The Blockheads Review

Miney Tower

In an App Store rife with cloning, “Minecraft-style” has essentially become its own subgenre. A quick Google search alone reveals an almost monthly article about the latest attempt by an enterprising studio to bottle the lightning Mojang captured with their “Lego in a Sandbox” phenomenon. It’s no surprise, then, that I dove into Majic Jungle Software’s The Blockheads with considerable skepticism. What is surprising, however, is how much fun I had.

Make no mistake about it. The Blockheads is hoping to stir up discussion with its striking similarity to its most obvious inspiration. Look no further than its game description, which groan-inducingly boasts the ability to “explore, mine, craft and build” in an open world. Unlike many of its ilk that came before it, however, The Blockheads doesn’t end the discussion there and hope to make a slew of sales before people realize they’ve been duped. Rather, Majic Jungle makes some platform-specific changes to Mojang’s blockbuster formula that truly set this title apart.


Foremost among these? Pitch-perfect touch controls. In other would-be Minecrafts – heck, sometimes even in Minecraft: Pocket Edition itself – one of the biggest stumbling blocks to success is the way that moving throughout the environment feels clumsy on your phone and tablet. A half-hearted simulacrum of the sandbox experience you really want, almost tacitly apologizing as it goes: “sorry, but this is the closest we could get.” Here, TheBlockheads avoids this pitfall by re-thinking the genre’s interface ever so slightly.

Everything takes place on a 2D plane, and sending a character around the map is as simple as tapping the spot you want him or her to visit. Tap again and you’ll queue a resource for mining, or task for doing. As you advance in the game, you’ll be handed control of multiple characters, and can in turn multi-task briskly and effortlessly. A seemingly simple change, perhaps, but one that makes all the difference in practicality, rendering The Blockheads an experience that feels wholly different from other imitators. Instead of feeling like you’re investing a whole ton of effort to just barely approximate the Minecraft experience, Majic Jungle instead empowers the player to do a wide variety of things with very little effort, in turn nailing the quintessential feeling that makes Minecraft so special: the sense that you’re in control of a microcosmic world all your own.

Which brings us of course to the crux of the game itself. On one hand, there’s very little point delving deeply into what it is you do in The Blockheads, as it’s a story we’ve all heard many times by now. Gather resources, amass tools, and manage your limited supplies to build and improve the sandbox you inhabit. What’s compelling about The Blockheads, however, is that instead of quietly acknowledging that it won’t win over non-fans of this formula, Majic Jungle once again makes slight changes to smartly pander to a different audience, and trends in mobile gaming. Interwoven throughout the experience is an Animal Crossing-like need to keep your blockheads happy; a trivial but engaging system that gives the player meta-goals through which to improve productivity and optimize tasking.

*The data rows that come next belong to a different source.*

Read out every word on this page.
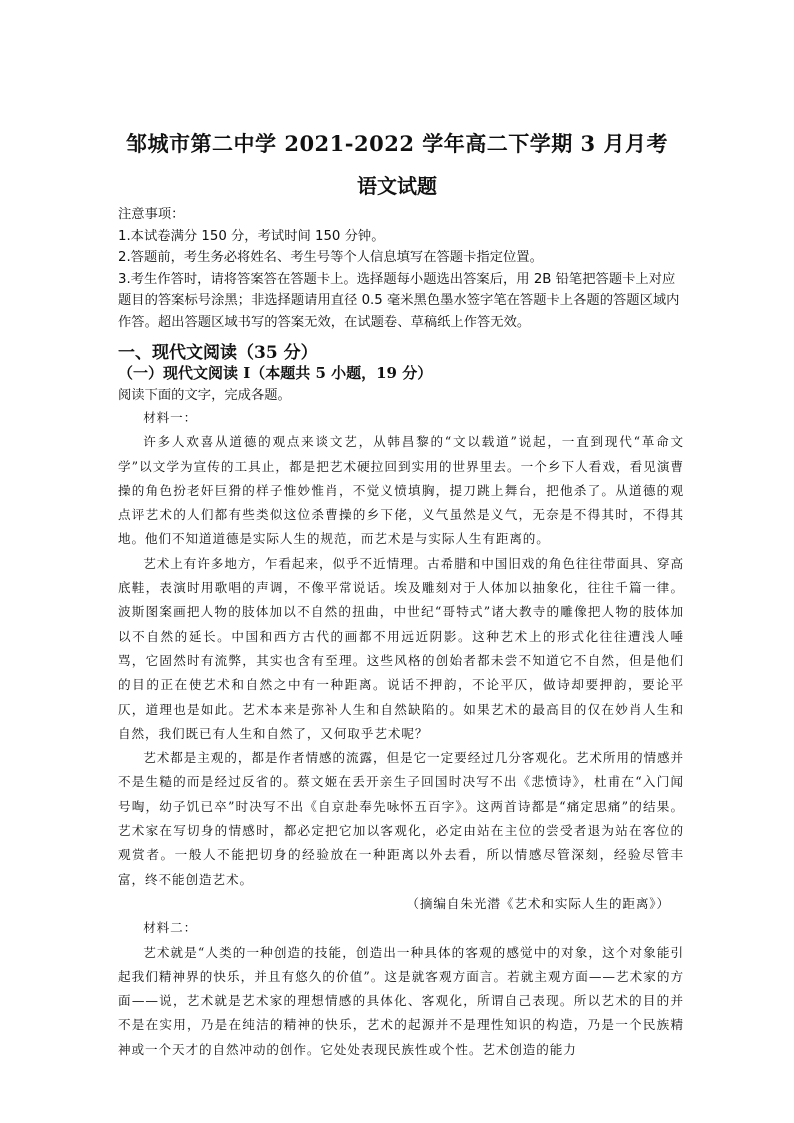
邹城市第二中学 2021-2022 学年高二下学期 3 月月考
语文试题

注意事项：

1.本试卷满分 150 分，考试时间 150 分钟。

2.答题前，考生务必将姓名、考生号等个人信息填写在答题卡指定位置。

3.考生作答时，请将答案答在答题卡上。选择题每小题选出答案后，用 2B 铅笔把答题卡上对应题目的答案标号涂黑；非选择题请用直径 0.5 毫米黑色墨水签字笔在答题卡上各题的答题区域内作答。超出答题区域书写的答案无效，在试题卷、草稿纸上作答无效。

一、现代文阅读（35 分）
（一）现代文阅读 I（本题共 5 小题，19 分）
阅读下面的文字，完成各题。

材料一：

许多人欢喜从道德的观点来谈文艺，从韩昌黎的“文以载道”说起，一直到现代“革命文学”以文学为宣传的工具止，都是把艺术硬拉回到实用的世界里去。一个乡下人看戏，看见演曹操的角色扮老奸巨猾的样子惟妙惟肖，不觉义愤填胸，提刀跳上舞台，把他杀了。从道德的观点评艺术的人们都有些类似这位杀曹操的乡下佬，义气虽然是义气，无奈是不得其时，不得其地。他们不知道道德是实际人生的规范，而艺术是与实际人生有距离的。

艺术上有许多地方，乍看起来，似乎不近情理。古希腊和中国旧戏的角色往往带面具、穿高底鞋，表演时用歌唱的声调，不像平常说话。埃及雕刻对于人体加以抽象化，往往千篇一律。波斯图案画把人物的肢体加以不自然的扭曲，中世纪“哥特式”诸大教寺的雕像把人物的肢体加以不自然的延长。中国和西方古代的画都不用远近阴影。这种艺术上的形式化往往遭浅人唾骂，它固然时有流弊，其实也含有至理。这些风格的创始者都未尝不知道它不自然，但是他们的目的正在使艺术和自然之中有一种距离。说话不押韵，不论平仄，做诗却要押韵，要论平仄，道理也是如此。艺术本来是弥补人生和自然缺陷的。如果艺术的最高目的仅在妙肖人生和自然，我们既已有人生和自然了，又何取乎艺术呢？

艺术都是主观的，都是作者情感的流露，但是它一定要经过几分客观化。艺术所用的情感并不是生糙的而是经过反省的。蔡文姬在丢开亲生子回国时决写不出《悲愤诗》，杜甫在“入门闻号啕，幼子饥已卒”时决写不出《自京赴奉先咏怀五百字》。这两首诗都是“痛定思痛”的结果。艺术家在写切身的情感时，都必定把它加以客观化，必定由站在主位的尝受者退为站在客位的观赏者。一般人不能把切身的经验放在一种距离以外去看，所以情感尽管深刻，经验尽管丰富，终不能创造艺术。

（摘编自朱光潜《艺术和实际人生的距离》）

材料二：

艺术就是“人类的一种创造的技能，创造出一种具体的客观的感觉中的对象，这个对象能引起我们精神界的快乐，并且有悠久的价值”。这是就客观方面言。若就主观方面——艺术家的方面——说，艺术就是艺术家的理想情感的具体化、客观化，所谓自己表现。所以艺术的目的并不是在实用，乃是在纯洁的精神的快乐，艺术的起源并不是理性知识的构造，乃是一个民族精神或一个天才的自然冲动的创作。它处处表现民族性或个性。艺术创造的能力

In addition, the presence of monetizing “time crystals,” which seems at first to be a sleazy concept, emerges as a clear line in the sand seeking to further separate The Blockheads into its own niche. Needed to speed up the completion of tasks and access certain tools, time crystals lend The Blockheads a Tiny Tower sensibility. I mention Nimblebit’s quintessential time management game because of the deftness with which Majic Jungle sprinkles the use of time crystals throughout the game, choosing to make them a mostly-optional way to satisfy power users, instead of a gate behind which to lock the fun of the experience. The end result? A game which rather successfully establishes itself as an impermanent fix for the Minecraft fan riding the bus with their phone, or watching TV with their tablet.

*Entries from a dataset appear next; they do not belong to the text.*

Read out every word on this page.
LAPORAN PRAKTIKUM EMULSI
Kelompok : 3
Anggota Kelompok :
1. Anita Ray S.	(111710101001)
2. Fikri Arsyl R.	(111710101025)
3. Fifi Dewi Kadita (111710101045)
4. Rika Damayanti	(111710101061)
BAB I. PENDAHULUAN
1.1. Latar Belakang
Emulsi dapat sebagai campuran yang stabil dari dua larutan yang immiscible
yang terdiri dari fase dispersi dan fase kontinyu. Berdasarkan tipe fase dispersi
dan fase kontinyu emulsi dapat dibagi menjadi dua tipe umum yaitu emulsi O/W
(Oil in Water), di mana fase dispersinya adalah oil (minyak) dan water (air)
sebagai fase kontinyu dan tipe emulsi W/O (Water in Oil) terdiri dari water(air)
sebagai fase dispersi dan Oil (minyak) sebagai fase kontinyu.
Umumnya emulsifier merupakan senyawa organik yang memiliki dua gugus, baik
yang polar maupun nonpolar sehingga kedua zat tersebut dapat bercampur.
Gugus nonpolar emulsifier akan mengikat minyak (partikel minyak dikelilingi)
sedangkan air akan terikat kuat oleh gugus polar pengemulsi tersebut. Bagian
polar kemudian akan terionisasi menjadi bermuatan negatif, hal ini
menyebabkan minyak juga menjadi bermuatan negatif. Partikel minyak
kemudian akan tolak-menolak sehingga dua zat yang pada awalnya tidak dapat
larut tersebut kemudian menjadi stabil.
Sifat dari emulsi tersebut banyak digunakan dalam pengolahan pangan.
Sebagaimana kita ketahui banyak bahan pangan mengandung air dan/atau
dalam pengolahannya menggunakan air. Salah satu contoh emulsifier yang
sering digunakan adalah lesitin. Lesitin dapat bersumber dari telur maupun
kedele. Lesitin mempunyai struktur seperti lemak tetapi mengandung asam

The philosophical question at stake, however – the one which makes me reticent to declare The Blockheads a complete success – is one that arises largely from the constraints of the platform it’s on. Even with the ambitious inclusion of Game Center multiplayer (voice chat-enabled as it is!), The Blockheads is missing the real secret sauce that made Minecraft king of the current gaming zeitgeist: community. The driving force between Minecraft‘s continued success is its hosting on permanent servers, where groups of people can painstakingly recreate Middle Earth, or share in the triumphs of replicating the inner workings of a computer circuit board, or marvel at a 1:1 model of the Starship enterprise.  That ability not only to toil away in a made-up world, but to share that made-up world with a much more real one filled with people who share – and embrace – your virtual aspirations. Without that, as fun as it can ever be, I can’t help but wonder: is The Blockheads not just an exercise in “improving productivity and optimizing tasking?”